Simple and rapid conversion of silicon carbide to nanodiamonds at ambient pressure

Abstract Nanodiamonds (NDs) were prepared under ambient pressure by sublimation decomposition of silicon carbide in an intermediate frequency furnace for only 8 min. The synthesis proceeded in the temperature range of 2600-2800°C without any catalyst or highly active gas components (such as H2, alkane, and halogen). The conversion began at 2600°C and produced NDs with particle sizes in the range of 1-5 nm with a uniform particle shape and excellent dispersion. The linear reaction kinetics allowed for rapid transformation to any depth with reasonable control of the temperature.
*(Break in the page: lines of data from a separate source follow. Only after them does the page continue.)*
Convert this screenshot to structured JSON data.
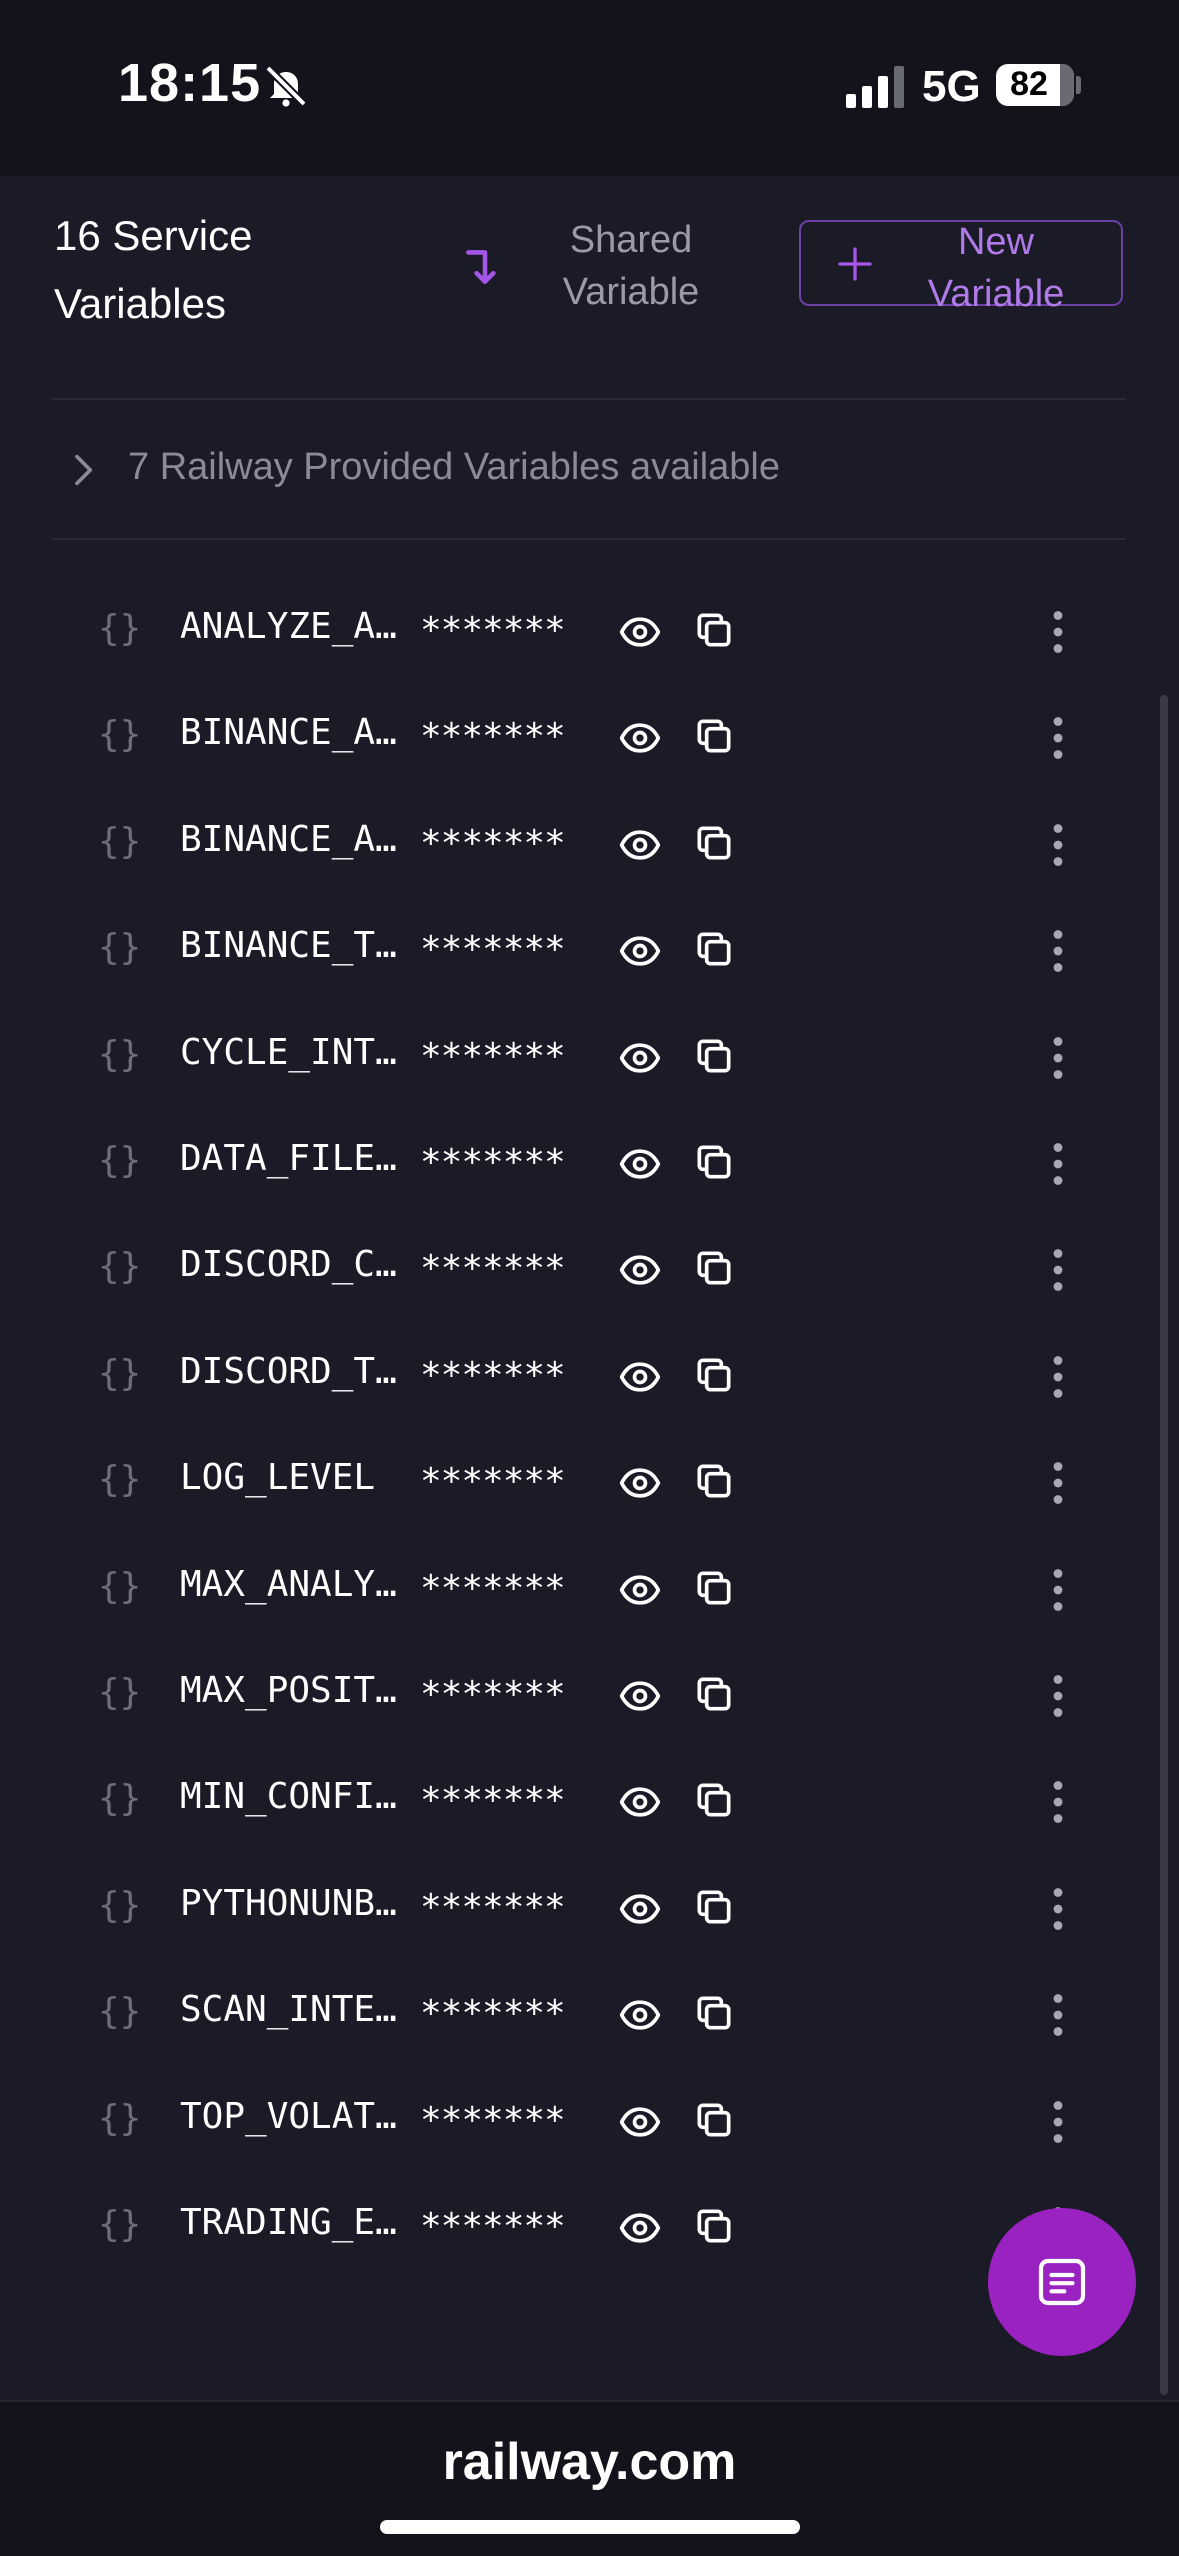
{
  "status_bar": {
    "time": "18:15",
    "network": "5G",
    "battery": "82"
  },
  "header": {
    "title_line1": "16 Service",
    "title_line2": "Variables",
    "shared_line1": "Shared",
    "shared_line2": "Variable",
    "new_line1": "New",
    "new_line2": "Variable"
  },
  "provided": {
    "text": "7 Railway Provided Variables available"
  },
  "variables": [
    {
      "name": "ANALYZE_A…",
      "value": "*******"
    },
    {
      "name": "BINANCE_A…",
      "value": "*******"
    },
    {
      "name": "BINANCE_A…",
      "value": "*******"
    },
    {
      "name": "BINANCE_T…",
      "value": "*******"
    },
    {
      "name": "CYCLE_INT…",
      "value": "*******"
    },
    {
      "name": "DATA_FILE…",
      "value": "*******"
    },
    {
      "name": "DISCORD_C…",
      "value": "*******"
    },
    {
      "name": "DISCORD_T…",
      "value": "*******"
    },
    {
      "name": "LOG_LEVEL",
      "value": "*******"
    },
    {
      "name": "MAX_ANALY…",
      "value": "*******"
    },
    {
      "name": "MAX_POSIT…",
      "value": "*******"
    },
    {
      "name": "MIN_CONFI…",
      "value": "*******"
    },
    {
      "name": "PYTHONUNB…",
      "value": "*******"
    },
    {
      "name": "SCAN_INTE…",
      "value": "*******"
    },
    {
      "name": "TOP_VOLAT…",
      "value": "*******"
    },
    {
      "name": "TRADING_E…",
      "value": "*******"
    }
  ],
  "icons": {
    "variable": "braces-icon",
    "reveal": "eye-icon",
    "copy": "copy-icon",
    "menu": "more-vertical-icon",
    "fab": "list-icon"
  },
  "colors": {
    "background": "#1b1a27",
    "accent": "#9a22c0",
    "accent_text": "#b07be8"
  },
  "footer": {
    "url": "railway.com"
  }
}
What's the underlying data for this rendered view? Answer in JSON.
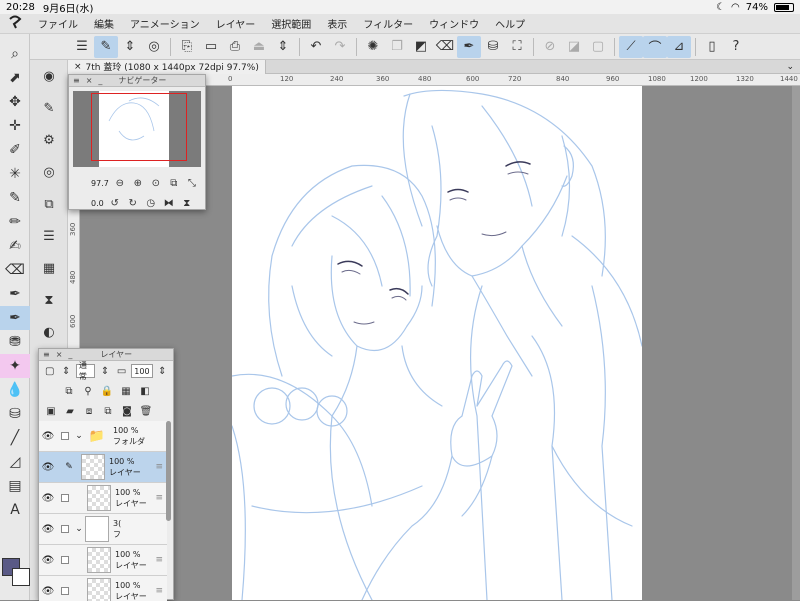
{
  "status": {
    "time": "20:28",
    "date": "9月6日(水)",
    "battery": "74%"
  },
  "menu": [
    "ファイル",
    "編集",
    "アニメーション",
    "レイヤー",
    "選択範囲",
    "表示",
    "フィルター",
    "ウィンドウ",
    "ヘルプ"
  ],
  "tab": {
    "title": "7th 蓋玲 (1080 x 1440px 72dpi 97.7%)"
  },
  "ruler": {
    "h": [
      "0",
      "120",
      "240",
      "360",
      "480",
      "600",
      "720",
      "840",
      "960",
      "1080",
      "1200",
      "1320",
      "1440"
    ],
    "v": [
      "360",
      "480",
      "600"
    ]
  },
  "navigator": {
    "title": "ナビゲーター",
    "zoom": "97.7",
    "rotation": "0.0"
  },
  "layers": {
    "title": "レイヤー",
    "blend_mode": "通常",
    "opacity": "100",
    "items": [
      {
        "opacity": "100 %",
        "name": "フォルダ",
        "type": "folder"
      },
      {
        "opacity": "100 %",
        "name": "レイヤー",
        "type": "layer",
        "selected": true
      },
      {
        "opacity": "100 %",
        "name": "レイヤー",
        "type": "layer"
      },
      {
        "opacity": "3(",
        "name": "フ",
        "type": "folder"
      },
      {
        "opacity": "100 %",
        "name": "レイヤー",
        "type": "layer"
      },
      {
        "opacity": "100 %",
        "name": "レイヤー",
        "type": "layer"
      }
    ]
  },
  "colors": {
    "main": "#5a5a86",
    "sub": "#ffffff",
    "accent": "#b9d3ec",
    "sketch": "#a9c6ea"
  }
}
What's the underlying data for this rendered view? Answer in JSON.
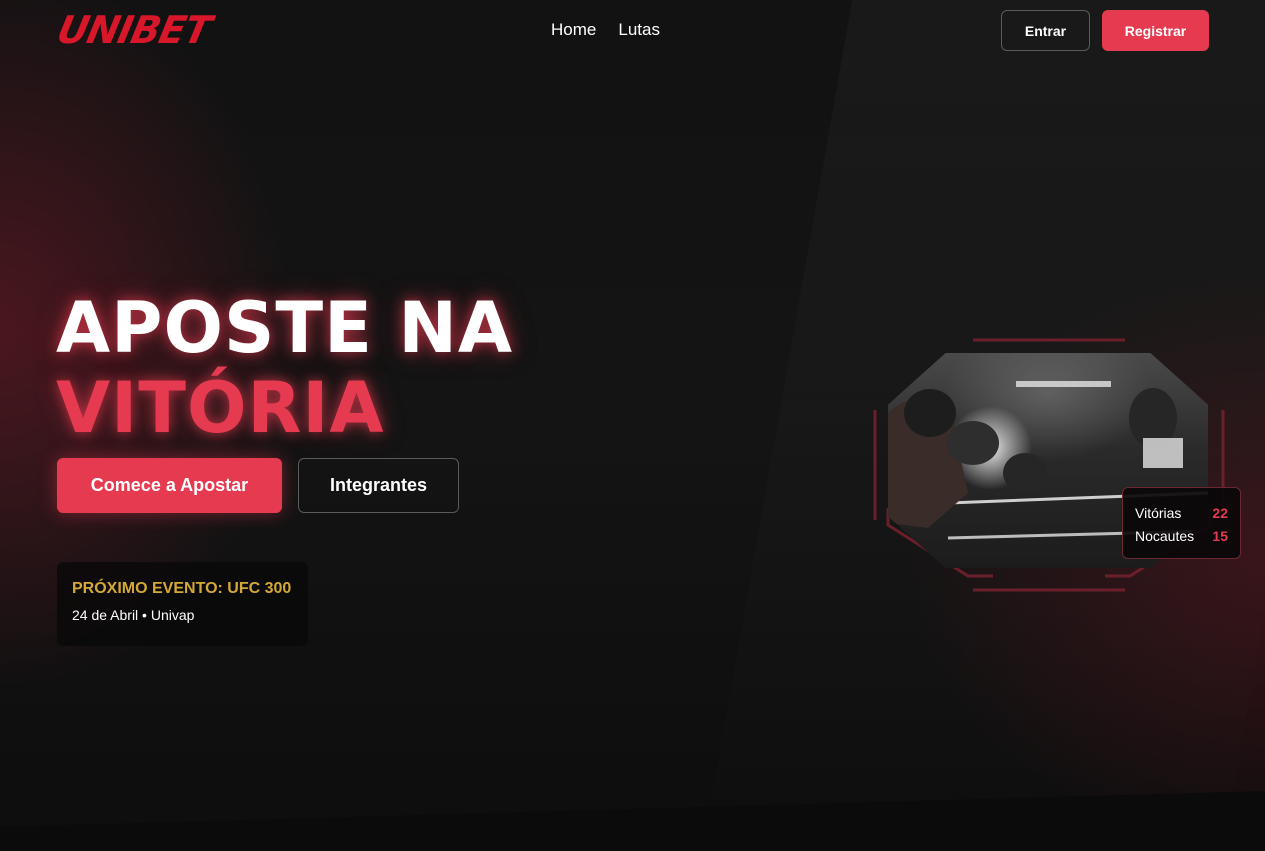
{
  "header": {
    "logo": "UNIBET",
    "nav": [
      {
        "label": "Home"
      },
      {
        "label": "Lutas"
      }
    ],
    "login_label": "Entrar",
    "register_label": "Registrar"
  },
  "hero": {
    "title_line1": "APOSTE NA",
    "title_line2": "VITÓRIA",
    "cta_primary": "Comece a Apostar",
    "cta_secondary": "Integrantes"
  },
  "event": {
    "title": "PRÓXIMO EVENTO: UFC 300",
    "subtitle": "24 de Abril • Univap"
  },
  "stats": [
    {
      "label": "Vitórias",
      "value": "22"
    },
    {
      "label": "Nocautes",
      "value": "15"
    }
  ],
  "colors": {
    "accent": "#e63a50",
    "logo": "#d8172b",
    "event_gold": "#d4a838",
    "background": "#121212"
  },
  "icons": {
    "fighter_image": "boxing-fighters-photo"
  }
}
The linear rate constant (Kl) for the reaction at 2800°C was 37.5 mm/h, which is 31.2 times that of the reaction at 2600°C. The SiC sublimation decomposition produced carbon atoms that filled the SiC lattice vacancies or were combined with the suspended carbon chain bonds to form sp3 carbon, while the diffusion of amorphous carbon atoms promoted nucleation and growth of diamond. High-resolution transmission electron microscopy analysis indicated that the NDs were separated from the SiC matrix by break-off due to propagation of the reaction front. This SiC sublimation decomposition method is considered simple, fast, environmentally friendly and promising for industrial-scale production.